By taking advantage of the Apple Notification Center Service (ANCS)—which allows Bluetooth accessories to access those notifications—Pebble is giving people the opportunity to field an array of alerts on their Pebbles, from social networks to game apps and more.

The updated Pebble app has already been submitted to the App Store, so users will be able to get their hands on it as soon as Apple approves it. Once downloaded and launched, it will automatically update the smartwatch over the air.

I got an early peek at the beta version, and the fuller range of alerts made me smile. It's been extremely useful not having to dig out my iPhone 5S whenever I got a notification.

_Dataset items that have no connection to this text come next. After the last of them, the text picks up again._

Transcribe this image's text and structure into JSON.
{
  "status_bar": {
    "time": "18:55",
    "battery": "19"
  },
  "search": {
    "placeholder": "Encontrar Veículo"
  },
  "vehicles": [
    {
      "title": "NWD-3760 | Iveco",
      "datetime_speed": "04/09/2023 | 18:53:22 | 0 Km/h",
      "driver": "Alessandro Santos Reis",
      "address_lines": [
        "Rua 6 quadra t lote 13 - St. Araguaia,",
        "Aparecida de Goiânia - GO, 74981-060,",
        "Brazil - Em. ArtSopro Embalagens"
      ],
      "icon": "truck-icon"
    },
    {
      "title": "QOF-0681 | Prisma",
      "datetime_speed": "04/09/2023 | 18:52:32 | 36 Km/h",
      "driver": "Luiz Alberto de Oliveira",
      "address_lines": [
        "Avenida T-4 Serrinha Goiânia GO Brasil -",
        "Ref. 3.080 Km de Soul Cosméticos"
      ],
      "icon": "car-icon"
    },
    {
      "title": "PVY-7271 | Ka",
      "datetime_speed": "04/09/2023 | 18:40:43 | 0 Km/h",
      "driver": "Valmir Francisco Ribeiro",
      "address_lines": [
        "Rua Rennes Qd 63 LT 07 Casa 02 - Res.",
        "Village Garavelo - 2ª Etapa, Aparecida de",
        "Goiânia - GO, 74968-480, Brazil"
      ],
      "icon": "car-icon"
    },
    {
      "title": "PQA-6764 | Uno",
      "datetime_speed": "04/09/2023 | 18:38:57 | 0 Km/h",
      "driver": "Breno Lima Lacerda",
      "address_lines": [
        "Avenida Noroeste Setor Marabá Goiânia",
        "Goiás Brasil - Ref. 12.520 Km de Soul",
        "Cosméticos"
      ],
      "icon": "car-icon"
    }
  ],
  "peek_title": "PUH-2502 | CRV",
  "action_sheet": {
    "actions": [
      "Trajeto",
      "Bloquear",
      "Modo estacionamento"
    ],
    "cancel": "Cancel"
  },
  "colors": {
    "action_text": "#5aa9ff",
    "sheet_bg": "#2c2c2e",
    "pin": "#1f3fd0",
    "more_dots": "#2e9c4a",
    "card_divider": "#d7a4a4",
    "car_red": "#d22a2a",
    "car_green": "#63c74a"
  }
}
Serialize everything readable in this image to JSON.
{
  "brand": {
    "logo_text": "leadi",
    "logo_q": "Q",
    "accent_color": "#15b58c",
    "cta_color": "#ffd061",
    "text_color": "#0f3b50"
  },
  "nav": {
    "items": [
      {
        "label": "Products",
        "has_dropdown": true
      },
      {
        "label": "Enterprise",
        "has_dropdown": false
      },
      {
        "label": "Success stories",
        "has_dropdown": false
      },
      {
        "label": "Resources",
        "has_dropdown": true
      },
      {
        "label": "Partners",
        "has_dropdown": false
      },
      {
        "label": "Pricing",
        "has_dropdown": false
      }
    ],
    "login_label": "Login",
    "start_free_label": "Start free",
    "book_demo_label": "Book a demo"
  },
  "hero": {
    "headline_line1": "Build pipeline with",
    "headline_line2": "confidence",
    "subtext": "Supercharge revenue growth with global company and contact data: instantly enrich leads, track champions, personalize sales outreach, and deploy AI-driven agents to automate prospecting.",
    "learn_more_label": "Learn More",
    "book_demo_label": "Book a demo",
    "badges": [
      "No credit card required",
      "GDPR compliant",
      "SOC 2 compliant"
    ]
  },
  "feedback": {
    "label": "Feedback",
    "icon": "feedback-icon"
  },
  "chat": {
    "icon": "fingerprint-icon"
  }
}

The downside: The stream of Tweets, Facebook messages, chats and other alerts set my arm on near-constant jitter mode. This, however, wasn't a tech fail; it was a user fail. I needed to tweak my settings to reduce the list of apps that shook my wrist.


Assuming that the release version works the same way as the beta version, it's a pretty easy process: To get Pebble alerts for specific apps, you just enable them one by one in the Notifications Center and make sure they're set to Banner alert style. Then go to the Bluetooth setting. If the Pebble's paired, you'll see it in the list. Select it, and then switch on the "Show Notifications" toggle on the next screen.

Beyond that, there have still been some issues. Sometimes email notifications would appear repeatedly. Or the Bluetooth connection would drop out and, upon connecting again, would dump an avalanche of previous items into the pipeline of alerts again. Pebble is aware of these bugs and already has some fixes in test mode, a company rep told me.

See also: Why My Pebble Smartwatch Beats The Samsung Galaxy Gear Hands Down
 If Pebble can solve the pairing problems and make the experience more stable for those 190,000 Pebble owners—and if the SDK is sufficient to keep the developer community engaged and inspired—then Migicovsky and company might actually be on to something.

Pebble is also upping its game in customer service. With its manufacturing woes in the rearview mirror, it's promising to put smartwatches in people's hands quickly, with free priority shipping (5­ to 7 days) worldwide for a limited time.

Combined, these moves all suggest that Pebble could have a lot more potential than it first appeared. “Pebble can be a platform that other people can build apps and even companies off of,” Migicovsky insists. Time—ahem—will tell.